Wednesday, July 27, 2022

Scientists develop greener, more efficient method for producing next-generation antibiotics

With the addition of a murine-derived biocatalyst (green), this engineered protein can add a fluoride atom to create macrolide analogs (structure, right). This approach offers a greener, more efficient method for creating new antibiotics.
Credit: Martin Grininger and Rajani Arora

An international team of researchers has developed a method for altering one class of antibiotics, using microscopic organisms that produce these compounds naturally.

The findings, published in Nature Chemistry, could lead to more efficient production of antibiotics that are effective against drug-resistant bacteria.

The team started with a microorganism that is genetically programmed to produce the antibiotic erythromycin. Scientists from the Institute of Organic Chemistry and Chemical

Biology at Germany’s Goethe University wondered if the system could be genetically altered to assemble the antibiotic with one additional fluorine atom, which can often improve pharmaceutical properties.

“We had been analyzing fatty acid synthesis for several years when we identified a part of a mouse protein that we believed could be used for directed biosynthesis of these modified antibiotics, if added to a biological system that can already make the native compound,” said Martin Grininger, professor for biomolecular chemistry at Goethe University.

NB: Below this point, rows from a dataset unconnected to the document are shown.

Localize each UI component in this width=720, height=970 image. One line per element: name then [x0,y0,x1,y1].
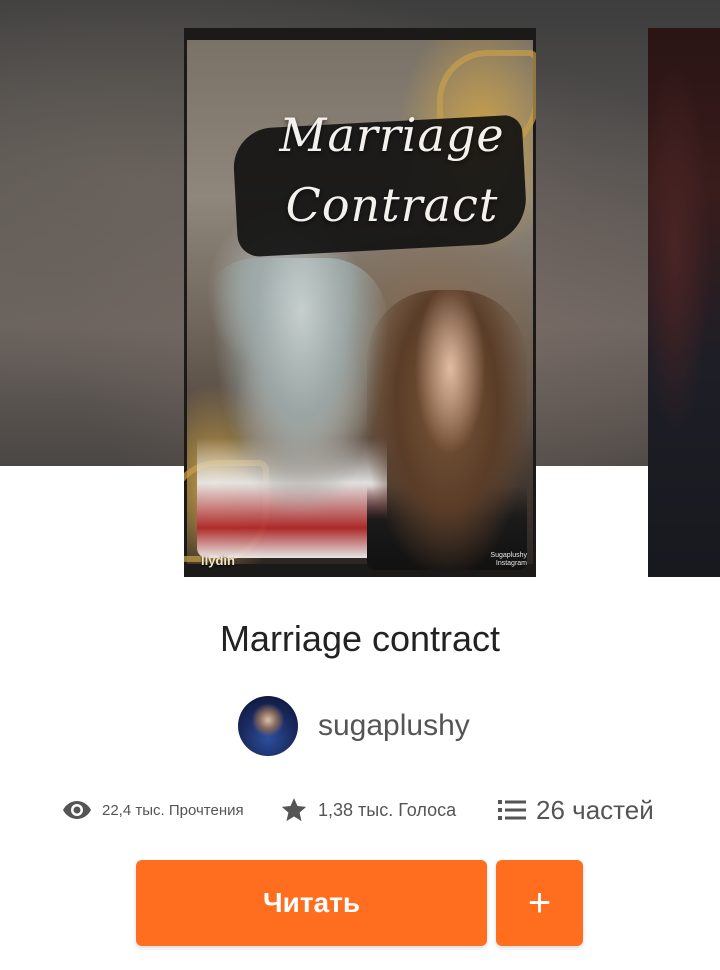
book-cover[interactable]: Marriage Contract llydin Sugaplushy Inst… [184,28,536,577]
cover-credit: Sugaplushy Instagram [490,552,527,568]
stat-views: 22,4 тыс. Прочтения [62,790,244,830]
avatar[interactable] [238,696,298,756]
add-to-library-button[interactable]: + [496,860,583,946]
cover-author-mark: llydin [201,553,235,568]
eye-icon [63,801,91,819]
list-icon [498,800,526,820]
parts-count: 26 частей [536,794,654,825]
author-name[interactable]: sugaplushy [318,709,470,743]
book-title: Marriage contract [219,618,501,659]
read-button[interactable]: Читать [136,860,487,946]
author-link[interactable]: sugaplushy [238,696,470,756]
stat-parts: 26 частей [498,790,654,830]
cover-credit-line: Sugaplushy [490,552,527,559]
votes-count: 1,38 тыс. Голоса [318,799,457,820]
cover-title: Marriage Contract [279,108,505,232]
cover-figure-woman [367,290,527,570]
stats-row: 22,4 тыс. Прочтения 1,38 тыс. Голоса 26 … [0,790,720,830]
cover-artwork: Marriage Contract llydin Sugaplushy Inst… [184,40,536,570]
star-icon [281,798,307,822]
cover-figure-man [197,258,387,558]
views-count: 22,4 тыс. Прочтения [102,801,244,819]
cover-credit-line: Instagram [495,560,527,567]
next-book-cover[interactable] [648,28,720,577]
stat-votes: 1,38 тыс. Голоса [280,790,456,830]
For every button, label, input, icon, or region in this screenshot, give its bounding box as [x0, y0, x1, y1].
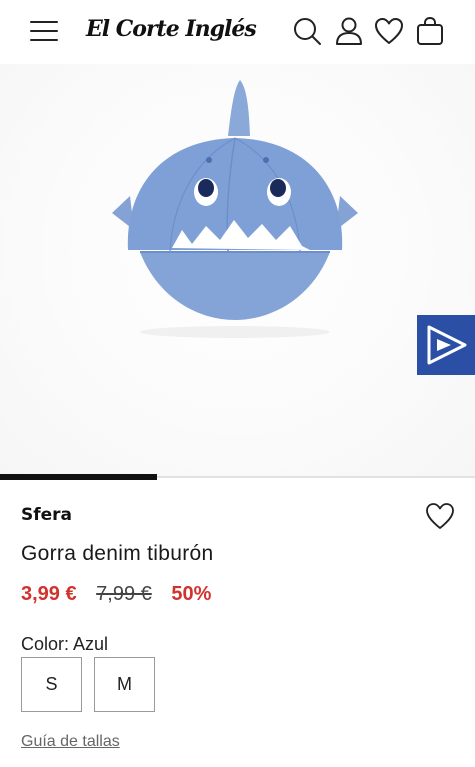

Working with the lab of David Sherman at the University of Michigan, which specializes in this biological assembly system, the team used protein engineering to replace one part of the system’s native machinery with the functionally similar mouse gene.

“It’s like taking one engine part out of a Mercedes and putting it into a Porsche to make a better hybrid engine. You get a Porsche engine that can do new things and works even better,” said Sherman, a faculty member at the U-M Life Sciences Institute and professor of medicinal chemistry in the College of Pharmacy.

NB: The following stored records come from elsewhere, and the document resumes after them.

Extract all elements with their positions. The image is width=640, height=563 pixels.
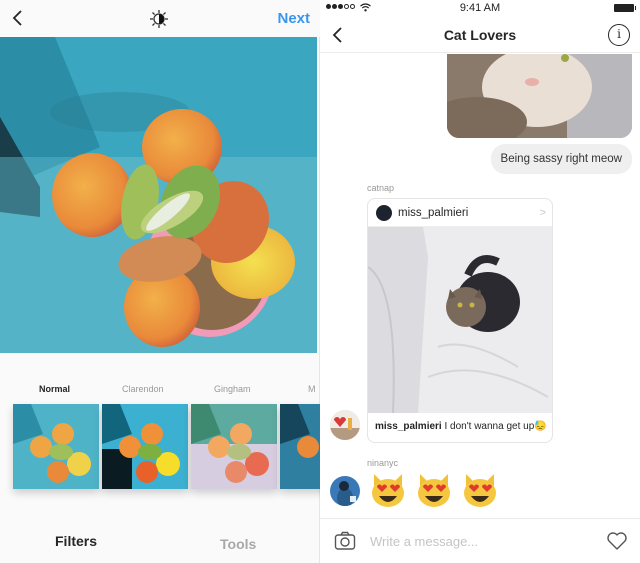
heart-eyes-cat-emoji: [418, 474, 450, 507]
lux-sun-icon[interactable]: [148, 8, 170, 30]
heart-eyes-cat-emoji: [372, 474, 404, 507]
avatar-ninanyc[interactable]: [330, 476, 360, 506]
filter-label-m: M: [308, 384, 316, 394]
filter-label-gingham: Gingham: [214, 384, 251, 394]
sender-name: catnap: [367, 183, 395, 193]
caption-text: I don't wanna get up😓: [441, 421, 547, 432]
editing-photo: [0, 37, 317, 353]
direct-thread-screen: 9:41 AM Cat Lovers i Being sassy right m…: [320, 0, 640, 563]
shared-post-image: [368, 227, 552, 413]
filter-thumb-clarendon[interactable]: [102, 404, 188, 489]
shared-post-card[interactable]: miss_palmieri > miss_palmieri I don't wa…: [367, 198, 553, 443]
shared-post-header[interactable]: miss_palmieri >: [368, 199, 552, 227]
tab-filters[interactable]: Filters: [55, 533, 97, 549]
filter-thumb-gingham[interactable]: [191, 404, 277, 489]
status-time: 9:41 AM: [459, 2, 501, 14]
thread-header: Cat Lovers i: [320, 17, 640, 53]
filter-thumb-normal[interactable]: [13, 404, 99, 489]
filter-label-normal: Normal: [39, 384, 71, 394]
info-icon[interactable]: i: [608, 24, 630, 46]
post-author-avatar: [376, 205, 392, 221]
emoji-message[interactable]: [368, 470, 500, 510]
editor-header: Next: [0, 0, 320, 37]
status-bar: 9:41 AM: [320, 0, 640, 17]
filter-label-clarendon: Clarendon: [122, 384, 164, 394]
message-list[interactable]: Being sassy right meow catnap miss_palmi…: [320, 54, 640, 519]
heart-icon[interactable]: [606, 531, 628, 551]
battery-icon: [614, 4, 636, 12]
filter-names: Normal Clarendon Gingham M: [0, 384, 320, 398]
next-button[interactable]: Next: [277, 10, 310, 27]
sender-name: ninanyc: [367, 458, 399, 468]
message-composer: [320, 518, 640, 563]
chevron-left-icon[interactable]: [8, 7, 28, 29]
camera-icon[interactable]: [334, 531, 356, 551]
heart-eyes-cat-emoji: [464, 474, 496, 507]
thread-title: Cat Lovers: [443, 27, 517, 43]
post-author-username[interactable]: miss_palmieri: [398, 207, 468, 219]
tab-tools[interactable]: Tools: [220, 536, 256, 552]
shared-post-caption: miss_palmieri I don't wanna get up😓: [368, 412, 552, 442]
succulent-photo: [0, 37, 317, 353]
message-input[interactable]: [370, 529, 590, 553]
filter-editor-screen: Next Normal Clarendon Gingham M Filters …: [0, 0, 366, 563]
sent-photo-message[interactable]: [447, 54, 632, 138]
sent-text-message[interactable]: Being sassy right meow: [490, 144, 632, 174]
avatar-catnap[interactable]: [330, 410, 360, 440]
chevron-right-icon: >: [539, 207, 546, 219]
caption-username[interactable]: miss_palmieri: [375, 421, 442, 432]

“We can now take advantage of this protein engineering to make new compounds that have this very desirable fluorine atom, which chemists have been struggling to add to macrolide antibiotics for a long time.”

The reason this added fluorine atom is so desirable is that it changes not only the structure of the final product, but the product’s ability to kill bacteria and work safely in patients.

Erythromycin works by binding to and blocking the activity of the bacterial ribosome, which is essential for bacteria to survive. Some bacteria have evolved ways to prevent this binding, making them resistant to treatment with antibiotics. Altering the antibiotic’s structure with a fluorine atom overcomes that evolutionary advantage, restoring the compound’s ability to fight bacteria.

While chemists have developed methods for adding fluorine synthetically, the process is arduous and requires the use of toxic chemical reagents. The new biosynthetic method developed by the researchers from Goethe University and U-M overcomes those challenges.

“It’s a very exciting development, because we can bypass all the time-consuming synthetic steps and dangerous chemicals,” Sherman said. “We have shown that we can basically reprogram an organism to make the fluorinated product directly.”

The researchers emphasize that the fluorinated compounds are still a few years away from being available in the clinic. But the findings offer a more efficient path forward for developing new antibiotics, and even antivirals and anti-cancer medications.

“Our approach has been proven successful on a small set of antibiotics, but it could ultimately be used to develop a wide range of pharmaceuticals with minimal use of toxic chemicals and by-products,” Grininger said.

This research was supported by the Volkswagen Foundation, the LOEWE program of the state of Hesse and the National Institutes of Health.

Other study authors are: Alexander Rittner, Mirko Joppe, Lara Maria Mayer, Simon Reiners, Elia Heid and Dietmar Herzberg of the Buchmann Institute for Molecular Life Sciences, Goethe University Frankfurt, Germany; and Jennifer Schmidt of the University of Michigan Life Sciences Institute.